Thea appeared genuinely disturbed by the world she lived in, but if there was one thing I’d learned in the handful of hours we’d spent together, this gorgeous musician was also an incredible actress.
But I had little to lose, so I took a page from the Inspector’s book and attempted to throw her off guard by a quick change of subject.
“When we talked last, you told me my sister didn’t have a child.”
“She didn’t,” Thea replied without missing a beat, but there was a hardness in her tone, a warning that this was territory she wouldn’t cede easily.
Either I wasn’t good at asking unexpected questions, or Thea was always on her toes. It was possibly both.
“So whose boy was in the picture, Thea? Who’s Roark?”
“I don’t know everything about your sister.

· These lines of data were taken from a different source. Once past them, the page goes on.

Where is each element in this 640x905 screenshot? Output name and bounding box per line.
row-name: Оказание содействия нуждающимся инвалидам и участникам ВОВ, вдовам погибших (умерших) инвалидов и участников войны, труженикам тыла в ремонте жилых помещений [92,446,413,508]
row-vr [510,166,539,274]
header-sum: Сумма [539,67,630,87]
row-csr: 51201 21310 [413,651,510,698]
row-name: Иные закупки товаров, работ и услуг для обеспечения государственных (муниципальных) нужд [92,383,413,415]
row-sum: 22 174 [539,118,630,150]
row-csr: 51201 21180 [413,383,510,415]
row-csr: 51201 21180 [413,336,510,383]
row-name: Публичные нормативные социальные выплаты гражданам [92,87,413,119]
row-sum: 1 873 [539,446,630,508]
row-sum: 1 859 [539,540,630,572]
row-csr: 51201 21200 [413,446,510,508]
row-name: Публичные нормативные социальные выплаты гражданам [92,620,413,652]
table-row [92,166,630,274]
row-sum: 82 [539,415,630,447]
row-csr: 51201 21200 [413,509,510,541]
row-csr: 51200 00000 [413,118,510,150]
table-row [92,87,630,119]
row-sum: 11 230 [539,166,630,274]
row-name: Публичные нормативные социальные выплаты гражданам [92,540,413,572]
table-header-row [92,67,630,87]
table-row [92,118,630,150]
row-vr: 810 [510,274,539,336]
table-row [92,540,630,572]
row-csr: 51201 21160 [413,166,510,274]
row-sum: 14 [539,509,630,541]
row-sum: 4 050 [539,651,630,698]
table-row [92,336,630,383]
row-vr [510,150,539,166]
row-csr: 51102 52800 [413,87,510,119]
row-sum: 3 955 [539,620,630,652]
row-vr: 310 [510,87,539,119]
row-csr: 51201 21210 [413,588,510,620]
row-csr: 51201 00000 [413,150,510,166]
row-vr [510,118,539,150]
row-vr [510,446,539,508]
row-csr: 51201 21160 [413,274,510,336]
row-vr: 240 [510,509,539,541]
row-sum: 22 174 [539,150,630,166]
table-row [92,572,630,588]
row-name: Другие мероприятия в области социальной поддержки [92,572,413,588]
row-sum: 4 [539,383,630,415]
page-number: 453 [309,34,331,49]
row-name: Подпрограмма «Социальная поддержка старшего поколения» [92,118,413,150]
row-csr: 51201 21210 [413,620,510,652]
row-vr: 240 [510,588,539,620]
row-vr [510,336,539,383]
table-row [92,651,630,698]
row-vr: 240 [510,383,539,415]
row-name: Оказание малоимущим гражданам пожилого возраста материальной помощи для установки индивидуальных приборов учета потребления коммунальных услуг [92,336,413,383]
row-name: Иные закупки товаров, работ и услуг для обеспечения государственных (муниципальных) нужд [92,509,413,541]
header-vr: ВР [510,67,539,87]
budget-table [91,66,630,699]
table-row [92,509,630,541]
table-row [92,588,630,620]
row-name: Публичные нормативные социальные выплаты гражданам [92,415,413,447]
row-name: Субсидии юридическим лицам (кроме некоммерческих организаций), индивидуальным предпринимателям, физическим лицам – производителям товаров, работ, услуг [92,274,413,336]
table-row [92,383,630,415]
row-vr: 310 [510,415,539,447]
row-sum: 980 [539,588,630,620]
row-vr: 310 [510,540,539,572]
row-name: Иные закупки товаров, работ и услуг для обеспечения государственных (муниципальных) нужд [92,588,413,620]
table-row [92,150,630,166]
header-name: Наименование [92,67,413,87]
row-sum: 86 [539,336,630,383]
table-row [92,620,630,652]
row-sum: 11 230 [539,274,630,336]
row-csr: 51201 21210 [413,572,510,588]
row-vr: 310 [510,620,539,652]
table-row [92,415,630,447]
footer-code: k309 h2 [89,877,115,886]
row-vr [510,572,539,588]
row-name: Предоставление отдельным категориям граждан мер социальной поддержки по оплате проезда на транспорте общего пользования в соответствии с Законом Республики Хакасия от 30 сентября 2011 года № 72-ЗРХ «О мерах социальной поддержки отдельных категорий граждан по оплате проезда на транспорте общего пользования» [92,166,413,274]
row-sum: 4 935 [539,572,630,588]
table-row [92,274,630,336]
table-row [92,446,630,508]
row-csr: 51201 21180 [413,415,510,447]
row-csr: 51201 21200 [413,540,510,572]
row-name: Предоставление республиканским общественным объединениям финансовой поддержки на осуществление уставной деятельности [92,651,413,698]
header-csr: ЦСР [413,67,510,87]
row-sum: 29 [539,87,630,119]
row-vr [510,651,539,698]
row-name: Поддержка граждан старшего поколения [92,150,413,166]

We were close, but she never let anyone into her inner world.
I’ve never even been to that house of yours.
What I’ll tell you is that the only way women like us survive in a place like this is to go along, Eleanora.
It’s what Fiona did, what she had to do.
Then she changed her mind and started bucking. It exploded in her face.”

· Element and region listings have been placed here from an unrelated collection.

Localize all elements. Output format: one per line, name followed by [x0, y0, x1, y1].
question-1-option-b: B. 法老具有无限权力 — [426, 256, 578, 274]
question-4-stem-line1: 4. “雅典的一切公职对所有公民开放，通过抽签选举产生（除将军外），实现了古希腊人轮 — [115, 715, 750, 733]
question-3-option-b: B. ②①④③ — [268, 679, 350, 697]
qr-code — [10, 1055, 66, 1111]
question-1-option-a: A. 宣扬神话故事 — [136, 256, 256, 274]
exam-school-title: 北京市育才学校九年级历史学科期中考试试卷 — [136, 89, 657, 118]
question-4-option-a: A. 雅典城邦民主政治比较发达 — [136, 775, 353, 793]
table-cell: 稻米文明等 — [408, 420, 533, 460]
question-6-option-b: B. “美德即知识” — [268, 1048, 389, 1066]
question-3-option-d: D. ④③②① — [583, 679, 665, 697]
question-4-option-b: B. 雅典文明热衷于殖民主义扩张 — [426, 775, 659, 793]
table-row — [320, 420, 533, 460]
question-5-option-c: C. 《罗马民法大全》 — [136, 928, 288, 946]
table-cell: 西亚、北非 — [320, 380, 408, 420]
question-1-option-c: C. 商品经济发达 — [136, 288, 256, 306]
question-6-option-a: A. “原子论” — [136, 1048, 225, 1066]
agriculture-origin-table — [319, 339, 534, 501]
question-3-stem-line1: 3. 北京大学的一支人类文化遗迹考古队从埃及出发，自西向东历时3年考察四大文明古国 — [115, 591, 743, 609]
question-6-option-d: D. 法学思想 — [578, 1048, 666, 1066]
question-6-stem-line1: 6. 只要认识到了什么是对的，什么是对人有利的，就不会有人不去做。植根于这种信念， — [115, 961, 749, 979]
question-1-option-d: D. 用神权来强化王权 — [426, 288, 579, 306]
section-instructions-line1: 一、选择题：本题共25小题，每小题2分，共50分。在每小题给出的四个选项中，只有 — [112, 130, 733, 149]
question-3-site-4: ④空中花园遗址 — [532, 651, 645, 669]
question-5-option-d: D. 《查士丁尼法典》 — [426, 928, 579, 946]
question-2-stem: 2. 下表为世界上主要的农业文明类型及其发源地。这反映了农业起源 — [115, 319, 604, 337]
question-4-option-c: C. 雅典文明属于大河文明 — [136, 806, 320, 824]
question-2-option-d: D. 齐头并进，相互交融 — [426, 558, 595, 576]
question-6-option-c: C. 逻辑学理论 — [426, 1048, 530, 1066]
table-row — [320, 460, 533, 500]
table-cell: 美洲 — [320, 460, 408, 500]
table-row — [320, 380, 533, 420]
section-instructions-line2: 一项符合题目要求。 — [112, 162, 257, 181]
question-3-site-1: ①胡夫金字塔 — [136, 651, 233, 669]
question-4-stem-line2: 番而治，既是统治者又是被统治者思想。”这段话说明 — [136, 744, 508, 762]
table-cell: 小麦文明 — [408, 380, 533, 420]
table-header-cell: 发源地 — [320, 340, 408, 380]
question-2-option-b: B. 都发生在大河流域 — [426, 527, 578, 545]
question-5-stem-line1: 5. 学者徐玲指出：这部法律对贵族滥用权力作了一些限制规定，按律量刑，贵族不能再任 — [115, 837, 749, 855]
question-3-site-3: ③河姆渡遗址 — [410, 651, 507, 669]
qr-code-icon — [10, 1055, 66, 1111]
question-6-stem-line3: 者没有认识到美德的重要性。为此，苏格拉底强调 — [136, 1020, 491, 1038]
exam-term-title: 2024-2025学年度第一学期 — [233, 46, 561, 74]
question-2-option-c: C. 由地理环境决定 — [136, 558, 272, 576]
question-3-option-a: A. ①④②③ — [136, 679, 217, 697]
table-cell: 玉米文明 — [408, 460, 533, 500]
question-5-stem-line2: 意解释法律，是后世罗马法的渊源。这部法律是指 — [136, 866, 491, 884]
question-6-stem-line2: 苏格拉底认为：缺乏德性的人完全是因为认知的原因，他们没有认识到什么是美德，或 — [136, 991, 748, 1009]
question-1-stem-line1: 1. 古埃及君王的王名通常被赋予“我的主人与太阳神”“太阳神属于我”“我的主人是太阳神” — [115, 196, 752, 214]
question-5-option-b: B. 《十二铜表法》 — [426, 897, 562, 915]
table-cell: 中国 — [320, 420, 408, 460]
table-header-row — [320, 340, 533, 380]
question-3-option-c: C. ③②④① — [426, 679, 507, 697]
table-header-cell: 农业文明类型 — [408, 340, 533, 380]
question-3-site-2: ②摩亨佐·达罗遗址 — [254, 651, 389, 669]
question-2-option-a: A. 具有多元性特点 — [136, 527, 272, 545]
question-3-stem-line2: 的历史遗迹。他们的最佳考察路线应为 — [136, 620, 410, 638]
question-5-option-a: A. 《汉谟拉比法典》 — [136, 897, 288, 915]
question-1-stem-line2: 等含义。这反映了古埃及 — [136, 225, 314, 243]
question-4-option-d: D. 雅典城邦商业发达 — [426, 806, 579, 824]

A heavy silence fell between us. This night had been far worse than I expected, and there was nothing to show for it but a deeper loathing for the Nightglass family and a fresh curse to replace what I’d just gotten rid of.
“I’m going home,” I said, before regretting the word I’d used. Too late to take it back, it hung in the air, heavy with unintended meaning.
“Wait, Eleanora,” Thea stopped me with a graze of her fingers on my arm. “It isn’t safe for you to walk. I’ll get my driver to take you home. ”
“No, thank you. I don’t know where I’d end up,” I replied bitterly.
“I swear to you we’ll take you to Blackwicket House.
All the way to the front door.” Her earnestness, which she realized wasn’t worth much given the situation, was punctuated by a small grin that transformed her face, which became something beyond beautiful—the face of a woman who was only that and nothing more.
“Honestly, I’ve never been that close. I’m a little curious.”
“I’m sure,” I replied, not bending to the friendly smile.
“Or you can be a stubborn mule and walk yourself, alone.” She leaned against the door frame, a hand on her hip, confident that she was making a good argument.
“In the snow, with a whole crowd of magic-intoxicated lunatics who are going to be looking for any way to keep the high going after being cut off earlier than expected.”
My laugh was a short expulsion of breath. Somehow she’d made this absurd reality sound like a joke. My magic was still active, jittering around the curse I’d taken from Cora, and with the battle of the cold facing me, I might not be able to keep the barriers up to protect me from detection.
“I’ll accept the ride,” I said, “But Thea, I’m not opening the house. I’m not going to help William keep doing this.”
She regarded me as though she were tracing all the lines and features where my sister and I collided.
“Eleanora, honey,” she replied, “I’m not sure William’s going to give you a choice.”